Updated from Wednesday, July 9, with Family Dollar's fiscal third-quarter earnings and sales and fourth-quarter forecast, which were released early Thursday.
NEW YORK (TheStreet) -- "[W]e lost our way,... [W]e lost our core focus."
That was the confession of Family Dollar (FDO) CEO Howard Levine at an investor conference in late April. Roughly one month later, Carl Icahn disclosed he'd taken an over 9% stake in Family Dollar's shares and wanted the company put up for sale.
Family Dollar's crisis is profound enough that Levine, son of founder Leon Levine, may soon be ousted from the discount retailer, which has been family-run for more than a half century as the company expanded from a single Charlotte, N.C.-based storefront in 1959 to over 8,000 locations nationwide as of 2013. He has already fought for control with other large hedge funds, but Icahn presents Levine's biggest challenge yet.
To retain his grip on Family Dollar, Levine will quickly need to figure out how to reverse the company's declining sales and tumbling profits. Levine will also have to begin closing a wide performance gap between Family Dollar and its closest competitor, Dollar General (DG). Stockholders may need to see evidence of significant progress on both of those fronts in the next 12-months.
Levine has pulled off similar feats in his many decades at Family Dollar, a tenure that includes nearly 16-years as CEO. After a tumultuous spell working under his father in the 1980s that culminated with a public split between the two, Levine returned to Family Dollar in the mid-1990s to head its merchandising efforts and pulled the company from a bout of underperformance and into an era of unprecedented expansion.
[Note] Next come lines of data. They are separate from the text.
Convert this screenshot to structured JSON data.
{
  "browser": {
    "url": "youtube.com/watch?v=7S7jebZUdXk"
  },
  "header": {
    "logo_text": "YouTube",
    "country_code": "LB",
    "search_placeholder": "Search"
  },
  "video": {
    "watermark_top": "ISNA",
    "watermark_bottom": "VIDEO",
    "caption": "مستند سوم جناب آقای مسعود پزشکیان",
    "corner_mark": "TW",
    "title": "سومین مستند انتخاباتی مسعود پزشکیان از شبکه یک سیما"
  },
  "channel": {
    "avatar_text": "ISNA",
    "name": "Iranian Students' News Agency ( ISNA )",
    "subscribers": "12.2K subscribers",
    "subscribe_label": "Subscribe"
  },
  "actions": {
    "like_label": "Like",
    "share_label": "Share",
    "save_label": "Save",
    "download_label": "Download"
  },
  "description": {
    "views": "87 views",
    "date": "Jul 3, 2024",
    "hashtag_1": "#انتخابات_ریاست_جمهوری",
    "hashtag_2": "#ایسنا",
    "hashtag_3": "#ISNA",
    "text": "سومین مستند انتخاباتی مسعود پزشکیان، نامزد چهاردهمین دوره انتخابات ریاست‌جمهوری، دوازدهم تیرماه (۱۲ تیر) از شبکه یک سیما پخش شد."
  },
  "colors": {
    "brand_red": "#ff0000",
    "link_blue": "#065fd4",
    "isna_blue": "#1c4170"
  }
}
Levine dealt with WalMart's (WMT) encroachment on Family Dollar's turf through its Neighborhood Market store concept and the rise of e-commerce during his first years as CEO. In a single decade running Family Dollar, he managed to grow the discount retailer through the most pronounced boom-and-bust economic cycle since the 1920s.
Family Dollar nearly tripled it stores and increased revenue and profits more than fourfold since Levine took over from his father in August 1998. The company's shares have more than tripled the return of the S&P 500 Index during Levine's tenure.
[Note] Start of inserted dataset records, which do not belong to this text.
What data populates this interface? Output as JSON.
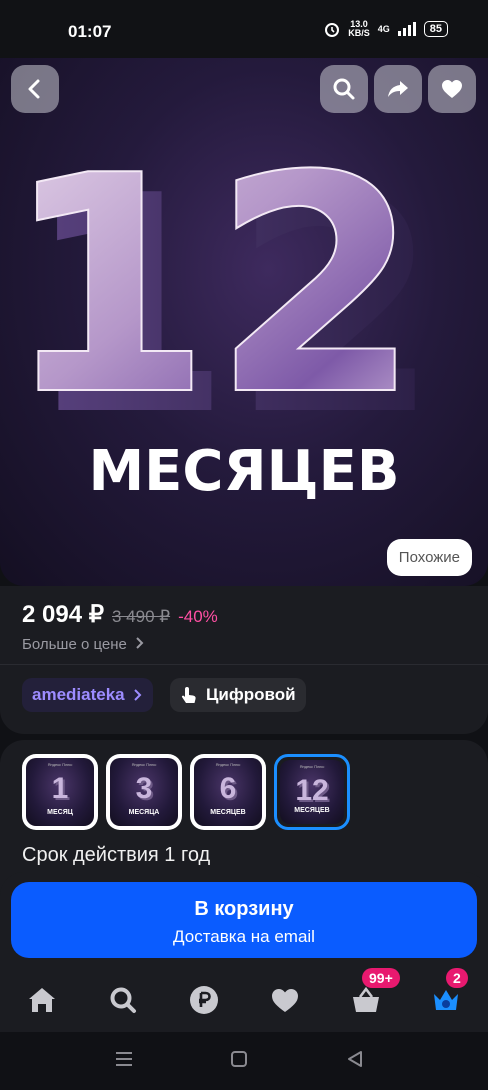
{
  "status": {
    "time": "01:07",
    "speed_value": "13.0",
    "speed_unit": "KB/S",
    "network": "4G",
    "battery": "85"
  },
  "hero": {
    "number": "12",
    "caption": "МЕСЯЦЕВ",
    "similar_label": "Похожие",
    "icons": {
      "back": "back-icon",
      "search": "search-icon",
      "share": "share-icon",
      "favorite": "heart-icon"
    }
  },
  "price": {
    "current": "2 094 ₽",
    "old": "3 490 ₽",
    "discount": "-40%",
    "more_label": "Больше о цене"
  },
  "chips": {
    "brand": "amediateka",
    "type": "Цифровой"
  },
  "variants": {
    "items": [
      {
        "number": "1",
        "word": "МЕСЯЦ",
        "top": "Яндекс Плюс"
      },
      {
        "number": "3",
        "word": "МЕСЯЦА",
        "top": "Яндекс Плюс"
      },
      {
        "number": "6",
        "word": "МЕСЯЦЕВ",
        "top": "Яндекс Плюс"
      },
      {
        "number": "12",
        "word": "МЕСЯЦЕВ",
        "top": "Яндекс Плюс"
      }
    ],
    "selected_index": 3,
    "validity": "Срок действия 1 год"
  },
  "cart": {
    "title": "В корзину",
    "subtitle": "Доставка на email"
  },
  "tabbar": {
    "items": [
      "home-icon",
      "search-icon",
      "ruble-icon",
      "heart-icon",
      "basket-icon",
      "profile-crown-icon"
    ],
    "basket_badge": "99+",
    "profile_badge": "2"
  },
  "colors": {
    "accent": "#0a5cff",
    "discount": "#ff4fa3",
    "badge": "#e8196f",
    "brand": "#9d8cff",
    "selected_border": "#1b8fff"
  }
}
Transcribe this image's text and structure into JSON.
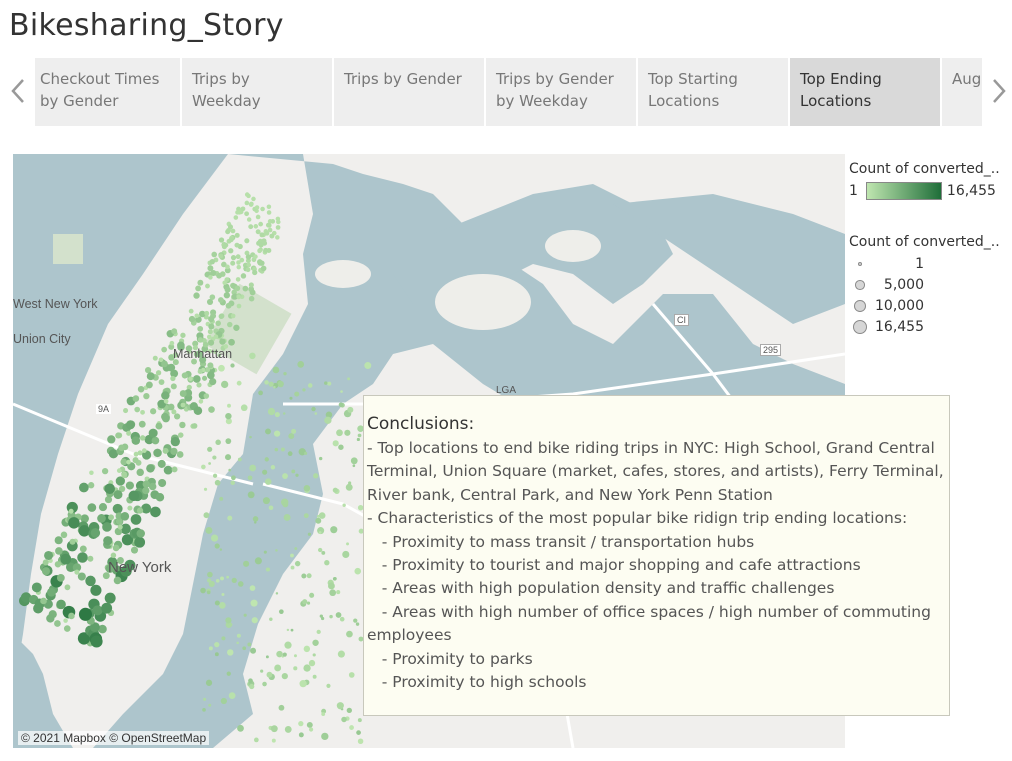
{
  "story_title": "Bikesharing_Story",
  "tabs": [
    {
      "label": "Checkout Times by Gender"
    },
    {
      "label": "Trips by Weekday"
    },
    {
      "label": "Trips by Gender"
    },
    {
      "label": "Trips by Gender by Weekday"
    },
    {
      "label": "Top Starting Locations"
    },
    {
      "label": "Top Ending Locations"
    },
    {
      "label": "August Hours"
    }
  ],
  "active_tab": 5,
  "map": {
    "attribution": "© 2021 Mapbox © OpenStreetMap",
    "labels": [
      "West New York",
      "Union City",
      "Manhattan",
      "New York",
      "LGA",
      "9A",
      "CI",
      "295"
    ]
  },
  "annotation": {
    "heading": "Conclusions:",
    "lines": [
      "- Top locations to end bike riding trips in NYC: High School, Grand Central Terminal, Union Square (market, cafes, stores, and artists), Ferry Terminal, River bank, Central Park, and New York Penn Station",
      "- Characteristics of the most popular bike ridign trip ending locations:",
      "   - Proximity to mass transit / transportation hubs",
      "   - Proximity to tourist and major shopping and cafe attractions",
      "   - Areas with high population density and traffic challenges",
      "   - Areas with high number of office spaces / high number of commuting employees",
      "   - Proximity to parks",
      "   - Proximity to high schools"
    ]
  },
  "legend_color": {
    "title": "Count of converted_..",
    "min": "1",
    "max": "16,455",
    "color_low": "#bfe6b0",
    "color_high": "#1f6e39"
  },
  "legend_size": {
    "title": "Count of converted_..",
    "items": [
      {
        "label": "1",
        "value": 1
      },
      {
        "label": "5,000",
        "value": 5000
      },
      {
        "label": "10,000",
        "value": 10000
      },
      {
        "label": "16,455",
        "value": 16455
      }
    ]
  },
  "icons": {
    "prev": "chevron-left-icon",
    "next": "chevron-right-icon"
  }
}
Today, however, Levine may be no match for the challenges facing Family Dollar and it is unclear how much longer he can count on the support of his board.
In what has become a familiar scenario, a powerful set of hedge fund investors including Icahn and Nelson Peltz of Trian Management now stand ready to pounce at the first sign of further financial missteps. Already Icahn has supplanted Levine as the company's largest shareholder, after exercising about $600 million worth of option contracts on July 2.
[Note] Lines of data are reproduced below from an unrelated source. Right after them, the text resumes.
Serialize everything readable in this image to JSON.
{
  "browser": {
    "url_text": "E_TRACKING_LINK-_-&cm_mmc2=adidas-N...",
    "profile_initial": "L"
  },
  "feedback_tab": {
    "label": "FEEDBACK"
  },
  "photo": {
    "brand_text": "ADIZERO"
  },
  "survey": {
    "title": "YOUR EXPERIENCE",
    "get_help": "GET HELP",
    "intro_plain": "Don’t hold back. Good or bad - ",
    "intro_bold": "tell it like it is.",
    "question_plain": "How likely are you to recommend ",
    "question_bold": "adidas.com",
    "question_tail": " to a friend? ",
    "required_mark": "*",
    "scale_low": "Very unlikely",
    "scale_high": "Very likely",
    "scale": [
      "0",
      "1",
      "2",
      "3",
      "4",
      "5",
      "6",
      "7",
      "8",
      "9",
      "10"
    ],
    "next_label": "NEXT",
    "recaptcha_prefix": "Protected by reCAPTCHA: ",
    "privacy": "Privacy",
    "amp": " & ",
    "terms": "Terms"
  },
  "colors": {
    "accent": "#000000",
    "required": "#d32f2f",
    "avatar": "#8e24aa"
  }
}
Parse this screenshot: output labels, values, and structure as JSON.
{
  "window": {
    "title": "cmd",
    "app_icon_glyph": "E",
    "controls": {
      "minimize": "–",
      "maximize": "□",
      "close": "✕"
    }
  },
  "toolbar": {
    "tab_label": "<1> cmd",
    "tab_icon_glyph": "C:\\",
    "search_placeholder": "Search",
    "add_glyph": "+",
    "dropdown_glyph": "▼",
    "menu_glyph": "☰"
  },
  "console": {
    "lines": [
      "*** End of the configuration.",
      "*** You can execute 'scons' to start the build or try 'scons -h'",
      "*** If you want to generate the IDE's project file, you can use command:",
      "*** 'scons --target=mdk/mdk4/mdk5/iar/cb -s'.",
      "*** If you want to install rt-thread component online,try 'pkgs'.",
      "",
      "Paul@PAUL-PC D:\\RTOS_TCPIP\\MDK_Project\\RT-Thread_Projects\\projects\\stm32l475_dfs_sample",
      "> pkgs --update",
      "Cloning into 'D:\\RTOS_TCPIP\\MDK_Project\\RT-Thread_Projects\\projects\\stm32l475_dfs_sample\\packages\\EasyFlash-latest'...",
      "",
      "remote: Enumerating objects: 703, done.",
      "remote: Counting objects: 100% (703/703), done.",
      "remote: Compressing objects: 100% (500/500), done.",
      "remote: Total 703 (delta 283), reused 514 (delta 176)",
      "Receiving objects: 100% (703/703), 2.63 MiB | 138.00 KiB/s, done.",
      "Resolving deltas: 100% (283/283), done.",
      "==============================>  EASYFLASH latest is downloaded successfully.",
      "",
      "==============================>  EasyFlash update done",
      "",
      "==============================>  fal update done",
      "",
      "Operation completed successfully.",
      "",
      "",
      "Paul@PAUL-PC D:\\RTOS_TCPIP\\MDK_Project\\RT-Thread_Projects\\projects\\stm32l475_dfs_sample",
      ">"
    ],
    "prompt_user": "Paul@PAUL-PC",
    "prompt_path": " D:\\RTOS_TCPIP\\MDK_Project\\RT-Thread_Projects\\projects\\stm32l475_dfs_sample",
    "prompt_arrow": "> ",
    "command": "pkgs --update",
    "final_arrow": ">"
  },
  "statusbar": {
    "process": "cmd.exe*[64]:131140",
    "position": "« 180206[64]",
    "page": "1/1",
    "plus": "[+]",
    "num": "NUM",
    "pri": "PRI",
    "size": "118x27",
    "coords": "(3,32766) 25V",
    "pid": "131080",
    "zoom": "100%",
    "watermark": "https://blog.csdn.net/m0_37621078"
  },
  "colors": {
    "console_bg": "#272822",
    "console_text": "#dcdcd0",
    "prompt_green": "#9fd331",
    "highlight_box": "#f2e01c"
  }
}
Activist hedge funds have used their growing clout to take on companies as large as Apple (AAPL), Procter & Gamble (PG), Microsoft (MSFT), Pepsico (PEP) and Walgreens (WAG), in recent years. They've also instigated dramatic change at Hess (HES), Kraft Foods (KRFT), Fortune Brands (FBHS), Motorola (MSI), Yahoo! (YHOO) and Safeway (SWY).
In light of those conquests, Family Dollar could be the next chapter in a hostile battle between Wall Street and Main Street corporations.
Earnings continue to drop at Family Dollar. The company posted fiscal third-quarter earnings on Thursday of $81.1 million, or 71 cents a share, down over 30% from a year earlier and missing Wall Street forecasts.
Third-quarter revenue rose 3.3% to $2.66 billion; analysts were looking for sales of $2.61 billion. Same-store sales fell for a third straight quarter, down 1.8%. Family Dollar expects flat same-store sales in the coming quarter.